William Wallace, Braveheart Warrior
To John Brown, Queen Victoria’s favourite
Played by Scotland’s own Billy Connolly
In a kilt and Highland garb

Lots of actors from north of the border
From Will Fyfe to Ewan McGregor
Sean Connery, the first James Bond
To Robbie Contrane, our Scottish sleuth.

scots keep us entertained
Lulu, Annie Lennox, lovely Lorraine Kelly
The stories of Robert Louis Stevenson

And without Alexander Graham Bell,
We couldn’t chat on the telephone.
We wouldn’t have TV without John Logie Baird!

The land of Robert the Bruce –
We’ve got a lot to thank you for!

* Yes, that’s the way that Scott’s have been spelling their famous oats for many years!

scotts-oats

A Weekend in Scotland

Iron Bru – I love you
A tot of finest whiskey too
All-butter shortbread, petticoat tails
In a winter blowing snow and gales.

Men in skirts – they call them kilts
We love how your accent lilts
The colours a sounds of Edinburgh tattoo
Stroll around a loch to find Nessie too.

But that bag piper’s driving me mad
And the midges itch me something bad!
No thanks to that haggis, it sounds offal!
Deep fried pizza and Mars bars must be awful!

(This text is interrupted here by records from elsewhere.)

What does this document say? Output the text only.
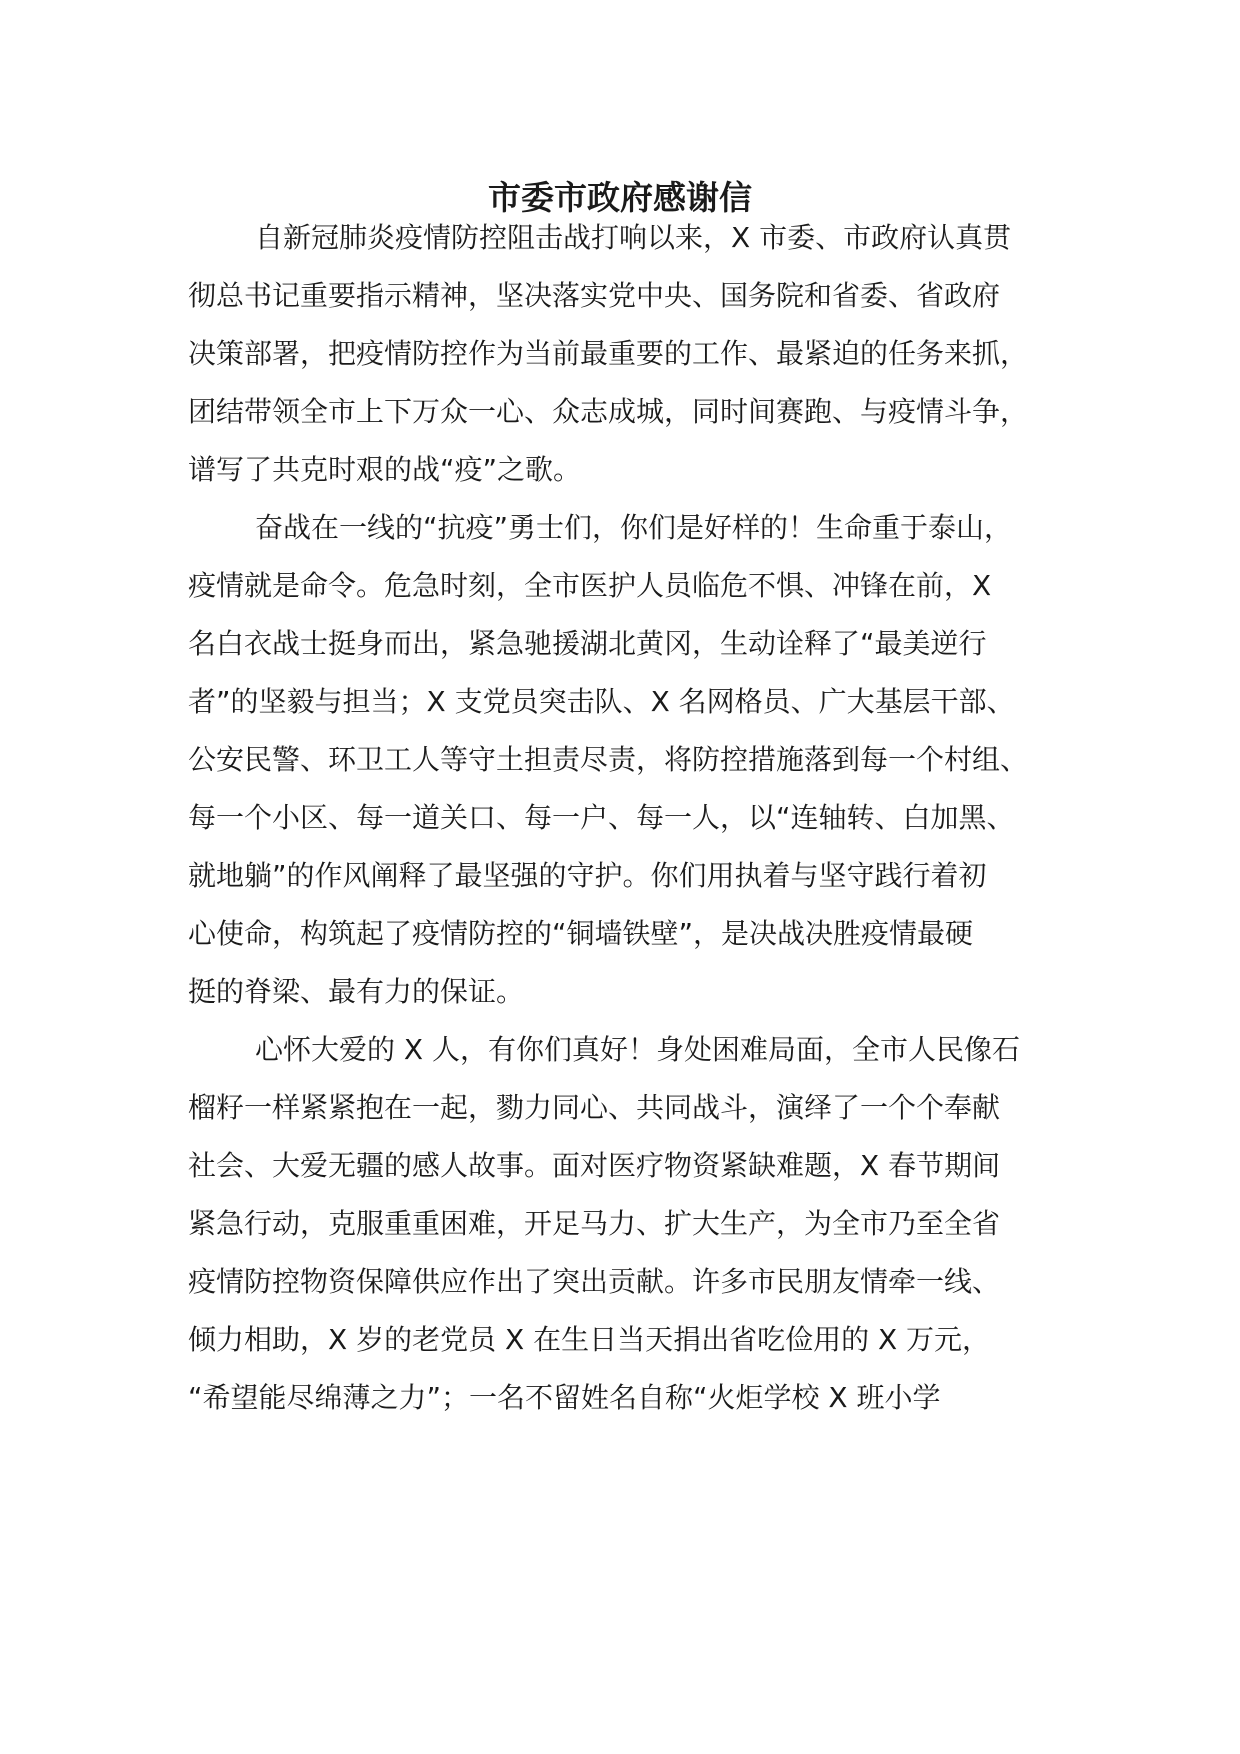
市委市政府感谢信

自新冠肺炎疫情防控阻击战打响以来，X 市委、市政府认真贯

彻总书记重要指示精神，坚决落实党中央、国务院和省委、省政府

决策部署，把疫情防控作为当前最重要的工作、最紧迫的任务来抓，

团结带领全市上下万众一心、众志成城，同时间赛跑、与疫情斗争，

谱写了共克时艰的战“疫”之歌。

奋战在一线的“抗疫”勇士们，你们是好样的！生命重于泰山，

疫情就是命令。危急时刻，全市医护人员临危不惧、冲锋在前，X

名白衣战士挺身而出，紧急驰援湖北黄冈，生动诠释了“最美逆行

者”的坚毅与担当；X 支党员突击队、X 名网格员、广大基层干部、

公安民警、环卫工人等守土担责尽责，将防控措施落到每一个村组、

每一个小区、每一道关口、每一户、每一人，以“连轴转、白加黑、

就地躺”的作风阐释了最坚强的守护。你们用执着与坚守践行着初

心使命，构筑起了疫情防控的“铜墙铁壁”，是决战决胜疫情最硬

挺的脊梁、最有力的保证。

心怀大爱的 X 人，有你们真好！身处困难局面，全市人民像石

榴籽一样紧紧抱在一起，勠力同心、共同战斗，演绎了一个个奉献

社会、大爱无疆的感人故事。面对医疗物资紧缺难题，X 春节期间

紧急行动，克服重重困难，开足马力、扩大生产，为全市乃至全省

疫情防控物资保障供应作出了突出贡献。许多市民朋友情牵一线、

倾力相助，X 岁的老党员 X 在生日当天捐出省吃俭用的 X 万元，

“希望能尽绵薄之力”；一名不留姓名自称“火炬学校 X 班小学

But with the wonderful wildlife and scenery too
We’ll still be coming and visiting you.

Scottish Wildlife

I searched for Nessie in a loch
I saw Canada Geese in a flock
The beavers had built their dams
Surrounded by leaping spring lambs.

I walked my Westie on a lead
Watched red squirrels as they feed
As Flora and Morag the Highland cattle
Watch red deer stage fight their battle!

Favourite Places

Last week in Derbyshire Hospitals, we talked about our favourite places, near and far. It was interesting to see what each group came up with when it came to writing poems about the places that we love.

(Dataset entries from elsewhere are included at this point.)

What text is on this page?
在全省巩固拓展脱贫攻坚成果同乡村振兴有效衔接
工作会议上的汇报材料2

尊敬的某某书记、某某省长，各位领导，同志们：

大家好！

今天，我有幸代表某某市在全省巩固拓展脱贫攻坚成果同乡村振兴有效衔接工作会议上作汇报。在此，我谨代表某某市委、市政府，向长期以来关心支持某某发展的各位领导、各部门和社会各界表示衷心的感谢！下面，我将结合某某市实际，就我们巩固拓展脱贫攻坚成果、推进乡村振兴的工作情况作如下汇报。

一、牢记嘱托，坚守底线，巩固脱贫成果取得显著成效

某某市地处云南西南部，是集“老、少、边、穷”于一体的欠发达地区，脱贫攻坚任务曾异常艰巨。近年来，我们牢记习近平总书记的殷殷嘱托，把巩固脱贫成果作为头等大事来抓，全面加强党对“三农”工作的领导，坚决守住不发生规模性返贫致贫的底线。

In Chesterfield, our minds dwelt on sunny climes and golden beaches, but our deep love of being at home, in familiar surroundings. We are lucky in Derbyshire, to have some of the world’s most fantastic scenery on our doorstep, and sometimes we don’t even need to go outside. The views out of our windows can be spectacular!

Travels Near and Far

chesterfield spire 1

Chesterfield’s famous crooked spire

On our travels, we’ve been far and wide
The beaches of New Zealand, the water crystal clear
But when I’m flying home, my heart burst with pride
The Derbyshire Dales are the best, just near here.

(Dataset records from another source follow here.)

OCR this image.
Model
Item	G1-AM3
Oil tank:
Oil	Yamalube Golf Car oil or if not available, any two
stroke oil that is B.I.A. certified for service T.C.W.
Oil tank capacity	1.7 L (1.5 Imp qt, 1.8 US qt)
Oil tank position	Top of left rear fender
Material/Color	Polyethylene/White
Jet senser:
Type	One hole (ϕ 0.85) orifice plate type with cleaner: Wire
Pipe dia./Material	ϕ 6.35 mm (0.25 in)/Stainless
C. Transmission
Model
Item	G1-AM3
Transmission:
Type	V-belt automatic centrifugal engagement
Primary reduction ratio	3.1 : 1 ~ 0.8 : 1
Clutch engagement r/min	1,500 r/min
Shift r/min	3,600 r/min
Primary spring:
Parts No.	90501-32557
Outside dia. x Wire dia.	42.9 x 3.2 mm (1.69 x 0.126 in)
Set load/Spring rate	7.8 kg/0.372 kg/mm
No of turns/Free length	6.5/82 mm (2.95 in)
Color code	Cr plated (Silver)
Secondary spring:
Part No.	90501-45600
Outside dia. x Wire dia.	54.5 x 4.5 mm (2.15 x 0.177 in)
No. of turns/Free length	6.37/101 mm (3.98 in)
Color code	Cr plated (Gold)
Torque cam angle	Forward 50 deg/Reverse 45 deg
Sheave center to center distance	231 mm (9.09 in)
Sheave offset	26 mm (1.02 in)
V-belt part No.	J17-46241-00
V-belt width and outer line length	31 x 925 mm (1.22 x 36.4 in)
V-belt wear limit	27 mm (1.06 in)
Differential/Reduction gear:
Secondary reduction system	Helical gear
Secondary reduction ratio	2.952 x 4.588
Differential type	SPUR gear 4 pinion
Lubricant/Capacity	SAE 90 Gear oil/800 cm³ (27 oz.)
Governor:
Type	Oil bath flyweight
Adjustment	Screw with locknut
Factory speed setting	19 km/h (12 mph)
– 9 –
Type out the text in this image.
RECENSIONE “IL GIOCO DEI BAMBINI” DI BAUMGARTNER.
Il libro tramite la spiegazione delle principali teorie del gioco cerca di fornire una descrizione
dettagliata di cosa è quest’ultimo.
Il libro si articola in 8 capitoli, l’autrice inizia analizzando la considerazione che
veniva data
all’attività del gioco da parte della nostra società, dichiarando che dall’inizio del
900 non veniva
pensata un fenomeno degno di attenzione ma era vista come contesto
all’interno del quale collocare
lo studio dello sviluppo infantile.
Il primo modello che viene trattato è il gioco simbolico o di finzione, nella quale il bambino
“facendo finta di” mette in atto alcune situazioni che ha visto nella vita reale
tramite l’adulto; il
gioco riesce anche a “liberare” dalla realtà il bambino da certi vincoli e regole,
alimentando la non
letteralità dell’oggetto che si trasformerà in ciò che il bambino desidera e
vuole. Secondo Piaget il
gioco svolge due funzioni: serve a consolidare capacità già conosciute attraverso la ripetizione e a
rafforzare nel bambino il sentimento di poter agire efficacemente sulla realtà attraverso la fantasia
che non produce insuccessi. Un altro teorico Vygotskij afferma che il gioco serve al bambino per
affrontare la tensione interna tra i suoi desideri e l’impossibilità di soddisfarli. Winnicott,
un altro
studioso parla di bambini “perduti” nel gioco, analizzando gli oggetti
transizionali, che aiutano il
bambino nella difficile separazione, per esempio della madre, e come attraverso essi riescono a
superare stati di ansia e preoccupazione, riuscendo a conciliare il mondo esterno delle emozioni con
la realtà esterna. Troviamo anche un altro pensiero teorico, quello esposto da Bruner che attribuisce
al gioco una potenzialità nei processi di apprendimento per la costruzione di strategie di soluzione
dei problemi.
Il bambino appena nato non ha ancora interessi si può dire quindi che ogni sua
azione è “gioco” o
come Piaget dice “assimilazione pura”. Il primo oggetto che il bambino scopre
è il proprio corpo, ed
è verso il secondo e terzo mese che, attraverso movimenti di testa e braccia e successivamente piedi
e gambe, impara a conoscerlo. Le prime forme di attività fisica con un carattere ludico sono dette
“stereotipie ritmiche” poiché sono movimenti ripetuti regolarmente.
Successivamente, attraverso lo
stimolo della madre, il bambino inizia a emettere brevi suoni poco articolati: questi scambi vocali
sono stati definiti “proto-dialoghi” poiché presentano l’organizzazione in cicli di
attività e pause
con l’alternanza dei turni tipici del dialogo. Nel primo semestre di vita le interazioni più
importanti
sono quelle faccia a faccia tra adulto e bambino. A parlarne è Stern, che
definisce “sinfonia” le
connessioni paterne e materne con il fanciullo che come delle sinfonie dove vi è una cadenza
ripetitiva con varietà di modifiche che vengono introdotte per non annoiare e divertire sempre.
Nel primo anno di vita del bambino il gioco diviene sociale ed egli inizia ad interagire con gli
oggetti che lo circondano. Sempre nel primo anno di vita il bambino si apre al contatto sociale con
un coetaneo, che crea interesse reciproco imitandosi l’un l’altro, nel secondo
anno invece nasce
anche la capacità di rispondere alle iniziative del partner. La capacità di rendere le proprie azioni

The warm sun and golden beaches of the Med
But you can’t beat Yarmouth – such a lovely place.
A glass of sangria, as the sun sets red
Anywhere on holiday, life’s a slower pace.

Or a donkey ride in Blackpool, and a stick of rock.
A trip up the Tower and a drive to see the lights.
But the nicest sight to see if the crooked spire’s clock
You don’t have to go a long time to see the sights.

In Buxton, with a view of the Derbyshire hills and Solomon’ Temple out of the hospital windows, we thought about Chatsworth, one of the most famous stately homes in the world, a short drive down the A6.

The Palace of the Peak

chatsworth cascade

The grandeur of Chatsworth’s cascade – enjoyed by a duck!

A warm, welcoming place to stop
A beautiful view from the top
Buying cakes from the farm shop
And salmon with parsley on top.

A jewel in Derbyshire’s sparking crown
Gardens designed by Capability Brown
Watch the water in the Cascade run down
Bakewell is the nearest town.

Rooms full of statues and priceless art
Afternoon tea with sandwiches to start.
Victoria sponges and a chocolate tart.
Days out like this really lift my heart.

Having a trip around the country fair
There’s livestock, showjumping -everything’s there!
Take a picnic with Champagne to share
What a wonderful way to take the air.

In Bakewell, we thought about the way that snow transforms places. We had a slight dusting of the white stuff last weekend, taking us back to childhood memories of sledging and snowballs.

Derbyshire Snow

snow in Derbyshire

Fun in the snow

When the snow falls on Derbyshire
It mutes the whole world.
From the valleys of Dovedale
To the height of Kinder Scout.

Wrapping up warm and stepping outside
That tingling feeling in fingers and toes
Building snowmen with coal for eyes
A borrowed scarf, and a carrot nose
Or a snowball fight in the park – who knows?

Then coming inside – bang your boots on the wall
Hands around a hot chocolate, and a sweet snack.
Hang your wet coat and gloves up to dry
And watch the flakes falling down from the sky.